The company's consolidated January-March sales were up 10 per cent from a year earlier, and would have been up almost 14 per cent if not for the strengthening Canadian dollar.

And the company hopes to increase its annual revenues to $10 billion a year by 2020, from $2.1 billion last year, as it pours money into research and development and new technology to become more competitive in an increasingly consolidating industry.

Like Magna, Linamar, which went public in 1986, is a non-union operation, paying competitive wages and offering performance-linked bonuses.

Linda Hasenfratz — whose name along with those of her sister Nancy and mother Margaret got incorporated by her father in the company's name — got a science degree from the University of Western Ontario and initially worked in the pharmaceutical industry.

She joined Linamar in 1990, taking on jobs ranging from machine operator to operations manager.

She acquired an executive MBA from Western in 1997 and became Linamar's president in 1999. She owns 3.7 per cent of the company's stock, and her pay in 2005 was $2.4 million.

A mother of four children, she is on the board of CIBC and the Royal Ontario Museum.

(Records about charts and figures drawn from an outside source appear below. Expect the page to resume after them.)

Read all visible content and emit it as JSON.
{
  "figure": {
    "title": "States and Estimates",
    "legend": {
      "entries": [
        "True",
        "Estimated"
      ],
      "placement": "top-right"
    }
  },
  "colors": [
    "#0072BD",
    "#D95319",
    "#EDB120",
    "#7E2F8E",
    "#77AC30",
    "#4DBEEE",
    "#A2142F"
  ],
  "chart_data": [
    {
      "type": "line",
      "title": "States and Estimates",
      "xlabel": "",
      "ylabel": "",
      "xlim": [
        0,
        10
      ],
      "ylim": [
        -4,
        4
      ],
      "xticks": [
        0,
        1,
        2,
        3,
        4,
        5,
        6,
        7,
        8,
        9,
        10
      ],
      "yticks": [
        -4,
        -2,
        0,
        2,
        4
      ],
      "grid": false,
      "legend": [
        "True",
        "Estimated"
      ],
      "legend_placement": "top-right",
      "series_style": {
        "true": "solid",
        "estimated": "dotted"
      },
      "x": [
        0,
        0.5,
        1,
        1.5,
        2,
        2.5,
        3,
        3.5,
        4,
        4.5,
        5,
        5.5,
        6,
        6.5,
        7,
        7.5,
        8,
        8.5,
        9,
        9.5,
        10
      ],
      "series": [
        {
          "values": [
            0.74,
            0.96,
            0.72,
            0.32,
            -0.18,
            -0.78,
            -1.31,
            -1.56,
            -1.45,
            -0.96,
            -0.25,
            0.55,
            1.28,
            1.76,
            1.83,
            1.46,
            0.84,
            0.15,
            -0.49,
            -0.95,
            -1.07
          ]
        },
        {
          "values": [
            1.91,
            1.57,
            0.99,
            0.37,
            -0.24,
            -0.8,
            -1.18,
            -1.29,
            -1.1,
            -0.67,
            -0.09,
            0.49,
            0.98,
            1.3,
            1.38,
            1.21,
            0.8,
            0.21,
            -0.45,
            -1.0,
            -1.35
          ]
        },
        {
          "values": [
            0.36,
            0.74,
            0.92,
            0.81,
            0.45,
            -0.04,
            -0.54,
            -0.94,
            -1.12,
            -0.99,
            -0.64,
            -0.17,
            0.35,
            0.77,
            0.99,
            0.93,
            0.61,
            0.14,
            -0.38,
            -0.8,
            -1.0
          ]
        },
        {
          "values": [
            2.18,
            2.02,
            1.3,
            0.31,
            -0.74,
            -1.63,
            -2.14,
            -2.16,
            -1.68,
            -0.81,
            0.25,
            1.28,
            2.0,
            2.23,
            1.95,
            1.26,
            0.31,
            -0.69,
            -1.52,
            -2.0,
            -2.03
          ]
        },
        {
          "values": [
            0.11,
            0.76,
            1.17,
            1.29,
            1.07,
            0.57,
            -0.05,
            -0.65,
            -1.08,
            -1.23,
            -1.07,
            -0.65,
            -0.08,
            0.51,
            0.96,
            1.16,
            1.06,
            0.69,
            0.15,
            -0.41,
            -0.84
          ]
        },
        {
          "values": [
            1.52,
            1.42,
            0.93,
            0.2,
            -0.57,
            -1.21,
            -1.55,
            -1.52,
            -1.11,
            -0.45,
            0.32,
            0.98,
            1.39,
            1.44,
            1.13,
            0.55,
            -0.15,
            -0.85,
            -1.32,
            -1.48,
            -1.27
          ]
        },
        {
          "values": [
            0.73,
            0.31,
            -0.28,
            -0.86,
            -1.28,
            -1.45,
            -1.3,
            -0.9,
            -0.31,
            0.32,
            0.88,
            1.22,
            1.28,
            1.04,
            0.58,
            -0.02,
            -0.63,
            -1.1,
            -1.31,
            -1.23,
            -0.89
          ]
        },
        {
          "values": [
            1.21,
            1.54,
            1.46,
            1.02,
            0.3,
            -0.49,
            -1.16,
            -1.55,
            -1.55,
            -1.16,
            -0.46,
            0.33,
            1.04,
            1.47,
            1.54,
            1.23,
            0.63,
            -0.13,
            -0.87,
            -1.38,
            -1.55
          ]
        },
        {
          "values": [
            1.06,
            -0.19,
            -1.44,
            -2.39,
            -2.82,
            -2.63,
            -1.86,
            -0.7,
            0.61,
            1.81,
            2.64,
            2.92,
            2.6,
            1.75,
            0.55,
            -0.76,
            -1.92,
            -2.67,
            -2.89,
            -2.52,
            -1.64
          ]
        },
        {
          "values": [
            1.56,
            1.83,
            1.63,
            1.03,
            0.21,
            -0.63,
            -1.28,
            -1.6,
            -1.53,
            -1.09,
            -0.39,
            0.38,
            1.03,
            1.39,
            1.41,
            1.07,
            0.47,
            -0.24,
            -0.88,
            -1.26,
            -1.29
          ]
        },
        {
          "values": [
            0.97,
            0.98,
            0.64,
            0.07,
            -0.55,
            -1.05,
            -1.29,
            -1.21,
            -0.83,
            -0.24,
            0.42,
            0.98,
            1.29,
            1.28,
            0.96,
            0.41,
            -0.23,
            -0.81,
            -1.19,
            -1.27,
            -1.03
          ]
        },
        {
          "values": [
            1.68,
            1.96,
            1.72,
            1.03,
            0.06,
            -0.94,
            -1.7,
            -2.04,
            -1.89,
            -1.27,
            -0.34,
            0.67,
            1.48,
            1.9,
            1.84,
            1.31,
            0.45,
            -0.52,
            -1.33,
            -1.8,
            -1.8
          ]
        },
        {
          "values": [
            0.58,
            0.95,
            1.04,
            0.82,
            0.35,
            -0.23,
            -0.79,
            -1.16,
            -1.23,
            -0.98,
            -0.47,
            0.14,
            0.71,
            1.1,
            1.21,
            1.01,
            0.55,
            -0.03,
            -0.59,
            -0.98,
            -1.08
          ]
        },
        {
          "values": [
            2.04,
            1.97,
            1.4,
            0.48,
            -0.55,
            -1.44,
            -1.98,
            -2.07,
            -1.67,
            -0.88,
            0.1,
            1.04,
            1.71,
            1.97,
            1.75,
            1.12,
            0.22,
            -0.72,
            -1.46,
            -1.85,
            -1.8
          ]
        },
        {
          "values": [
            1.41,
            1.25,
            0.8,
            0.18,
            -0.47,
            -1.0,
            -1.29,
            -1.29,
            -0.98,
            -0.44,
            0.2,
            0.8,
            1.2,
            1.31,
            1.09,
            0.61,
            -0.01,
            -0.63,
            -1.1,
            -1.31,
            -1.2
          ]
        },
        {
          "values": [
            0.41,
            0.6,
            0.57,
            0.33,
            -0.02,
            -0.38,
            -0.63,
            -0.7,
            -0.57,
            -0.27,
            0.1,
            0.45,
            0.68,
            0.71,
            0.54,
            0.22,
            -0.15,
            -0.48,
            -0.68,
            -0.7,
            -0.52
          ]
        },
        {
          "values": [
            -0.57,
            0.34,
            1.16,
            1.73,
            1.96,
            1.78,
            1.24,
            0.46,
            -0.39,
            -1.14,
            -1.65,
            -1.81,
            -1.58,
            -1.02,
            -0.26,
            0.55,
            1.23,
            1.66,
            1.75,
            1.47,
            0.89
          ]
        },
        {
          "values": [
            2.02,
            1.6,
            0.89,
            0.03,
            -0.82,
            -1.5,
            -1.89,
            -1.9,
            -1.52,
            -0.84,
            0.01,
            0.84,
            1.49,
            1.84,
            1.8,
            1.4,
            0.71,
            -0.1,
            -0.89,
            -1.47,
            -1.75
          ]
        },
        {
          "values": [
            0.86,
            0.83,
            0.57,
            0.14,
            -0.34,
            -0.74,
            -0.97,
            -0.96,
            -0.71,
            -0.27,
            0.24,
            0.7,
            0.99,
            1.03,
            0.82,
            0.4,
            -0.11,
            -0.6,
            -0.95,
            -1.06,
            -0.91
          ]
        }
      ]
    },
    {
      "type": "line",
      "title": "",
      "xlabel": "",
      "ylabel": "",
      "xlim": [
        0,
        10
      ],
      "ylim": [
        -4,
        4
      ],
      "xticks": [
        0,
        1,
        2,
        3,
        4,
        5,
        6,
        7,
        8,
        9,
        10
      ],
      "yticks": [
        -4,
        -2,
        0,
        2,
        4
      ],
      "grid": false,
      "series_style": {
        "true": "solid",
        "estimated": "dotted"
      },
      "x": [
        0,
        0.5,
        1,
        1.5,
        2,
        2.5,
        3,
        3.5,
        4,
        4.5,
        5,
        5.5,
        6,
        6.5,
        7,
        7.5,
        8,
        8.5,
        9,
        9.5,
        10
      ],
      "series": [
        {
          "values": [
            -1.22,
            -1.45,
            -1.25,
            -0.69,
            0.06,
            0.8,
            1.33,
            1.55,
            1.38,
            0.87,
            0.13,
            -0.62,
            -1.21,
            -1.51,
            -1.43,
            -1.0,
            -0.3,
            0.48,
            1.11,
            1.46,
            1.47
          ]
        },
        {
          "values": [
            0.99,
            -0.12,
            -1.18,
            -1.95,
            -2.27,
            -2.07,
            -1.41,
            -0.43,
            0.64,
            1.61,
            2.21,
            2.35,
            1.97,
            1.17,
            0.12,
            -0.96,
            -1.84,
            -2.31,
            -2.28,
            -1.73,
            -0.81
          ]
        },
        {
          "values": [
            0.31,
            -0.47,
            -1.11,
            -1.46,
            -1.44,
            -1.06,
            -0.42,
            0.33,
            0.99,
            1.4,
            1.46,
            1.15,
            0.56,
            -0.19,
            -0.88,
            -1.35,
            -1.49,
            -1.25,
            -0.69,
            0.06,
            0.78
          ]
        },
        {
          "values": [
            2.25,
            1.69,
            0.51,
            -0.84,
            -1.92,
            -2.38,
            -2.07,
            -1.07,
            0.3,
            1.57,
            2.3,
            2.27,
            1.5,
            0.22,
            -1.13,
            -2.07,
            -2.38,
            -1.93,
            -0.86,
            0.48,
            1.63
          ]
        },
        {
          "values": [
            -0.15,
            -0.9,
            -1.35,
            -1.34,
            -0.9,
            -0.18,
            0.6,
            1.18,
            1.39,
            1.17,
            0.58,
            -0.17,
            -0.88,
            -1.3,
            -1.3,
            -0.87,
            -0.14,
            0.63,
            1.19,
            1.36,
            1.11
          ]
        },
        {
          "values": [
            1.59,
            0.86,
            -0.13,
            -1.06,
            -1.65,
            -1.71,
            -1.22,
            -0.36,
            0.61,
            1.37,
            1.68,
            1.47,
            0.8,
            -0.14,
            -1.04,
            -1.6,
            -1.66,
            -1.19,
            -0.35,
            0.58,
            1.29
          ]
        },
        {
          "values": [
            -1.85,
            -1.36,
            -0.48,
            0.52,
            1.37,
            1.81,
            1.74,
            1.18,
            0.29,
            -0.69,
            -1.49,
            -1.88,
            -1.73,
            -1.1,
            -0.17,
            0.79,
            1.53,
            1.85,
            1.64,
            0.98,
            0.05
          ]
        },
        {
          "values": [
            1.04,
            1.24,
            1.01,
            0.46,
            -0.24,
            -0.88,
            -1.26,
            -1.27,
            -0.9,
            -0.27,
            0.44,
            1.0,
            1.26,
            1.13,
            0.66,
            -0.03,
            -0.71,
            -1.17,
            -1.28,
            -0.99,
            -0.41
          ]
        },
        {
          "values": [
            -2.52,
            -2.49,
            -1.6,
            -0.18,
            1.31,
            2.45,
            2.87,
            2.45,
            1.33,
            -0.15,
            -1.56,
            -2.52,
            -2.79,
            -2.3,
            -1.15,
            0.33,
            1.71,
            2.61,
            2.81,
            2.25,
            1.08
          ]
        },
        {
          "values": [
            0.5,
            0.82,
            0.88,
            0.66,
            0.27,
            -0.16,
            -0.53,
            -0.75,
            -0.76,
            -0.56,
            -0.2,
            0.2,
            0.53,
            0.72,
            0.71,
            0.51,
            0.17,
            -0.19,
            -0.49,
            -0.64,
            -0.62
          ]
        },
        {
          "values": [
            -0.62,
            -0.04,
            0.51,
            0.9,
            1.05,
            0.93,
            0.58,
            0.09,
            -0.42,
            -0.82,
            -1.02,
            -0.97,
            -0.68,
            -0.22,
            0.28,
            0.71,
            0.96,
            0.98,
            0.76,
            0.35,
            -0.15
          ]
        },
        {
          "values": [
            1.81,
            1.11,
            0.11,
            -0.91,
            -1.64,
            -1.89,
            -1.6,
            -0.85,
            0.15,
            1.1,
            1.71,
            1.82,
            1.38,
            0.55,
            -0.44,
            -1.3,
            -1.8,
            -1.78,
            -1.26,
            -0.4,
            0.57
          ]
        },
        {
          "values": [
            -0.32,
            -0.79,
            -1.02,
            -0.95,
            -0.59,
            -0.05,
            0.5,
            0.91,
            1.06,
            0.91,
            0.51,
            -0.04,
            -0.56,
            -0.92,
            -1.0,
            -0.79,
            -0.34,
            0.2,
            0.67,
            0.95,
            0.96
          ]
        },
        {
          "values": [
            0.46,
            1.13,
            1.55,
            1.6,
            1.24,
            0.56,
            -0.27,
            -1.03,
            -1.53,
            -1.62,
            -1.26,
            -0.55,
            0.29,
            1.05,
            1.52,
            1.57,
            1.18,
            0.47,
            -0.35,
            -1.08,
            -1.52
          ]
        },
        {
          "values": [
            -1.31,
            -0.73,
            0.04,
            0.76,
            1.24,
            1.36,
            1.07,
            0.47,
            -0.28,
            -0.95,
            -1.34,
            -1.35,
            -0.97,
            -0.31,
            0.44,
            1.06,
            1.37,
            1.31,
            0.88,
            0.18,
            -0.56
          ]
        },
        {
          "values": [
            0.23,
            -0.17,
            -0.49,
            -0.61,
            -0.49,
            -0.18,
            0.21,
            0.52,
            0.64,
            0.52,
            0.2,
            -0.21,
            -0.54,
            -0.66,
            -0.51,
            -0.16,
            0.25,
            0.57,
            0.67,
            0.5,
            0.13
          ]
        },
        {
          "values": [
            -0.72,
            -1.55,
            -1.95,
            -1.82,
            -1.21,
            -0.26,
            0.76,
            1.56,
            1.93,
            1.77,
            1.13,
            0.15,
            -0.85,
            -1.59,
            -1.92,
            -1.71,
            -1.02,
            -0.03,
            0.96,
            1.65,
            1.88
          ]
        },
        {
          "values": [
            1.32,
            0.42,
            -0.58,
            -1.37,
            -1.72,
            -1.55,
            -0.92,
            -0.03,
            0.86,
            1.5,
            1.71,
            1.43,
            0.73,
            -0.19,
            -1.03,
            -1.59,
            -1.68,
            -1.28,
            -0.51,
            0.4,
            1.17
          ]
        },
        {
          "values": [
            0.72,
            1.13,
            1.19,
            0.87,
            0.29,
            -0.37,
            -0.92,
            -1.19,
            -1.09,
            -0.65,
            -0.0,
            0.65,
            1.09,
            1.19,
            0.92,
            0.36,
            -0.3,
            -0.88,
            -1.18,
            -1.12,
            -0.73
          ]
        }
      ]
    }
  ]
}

The year she became CEO in 2002, Linamar earned $57-million on sales of $1.36-billion; last year's profit was $100-million on revenue of $2.16-billion.

Less impressive has been the share-price performance, amid investor worry about Linamar's dependence on parts for large vehicles made by the North American Big Three auto makers, which have been losing market share and cutting production as well as thousands of jobs.

A recent Scotia Capital analysis fretted that Linamar's profit outlook ”could fall further due to negative impacts from GM and Ford capacity rationalization.”

Still the stock has held its own compared with shares of other parts makers, which have been sagging over the last year or so.

Linamar stock, worth $13 per share at the start of 2002, traded Friday at $15.22, up 21 cents on the day, with a 52-week high and low of $17.98 and $10.81.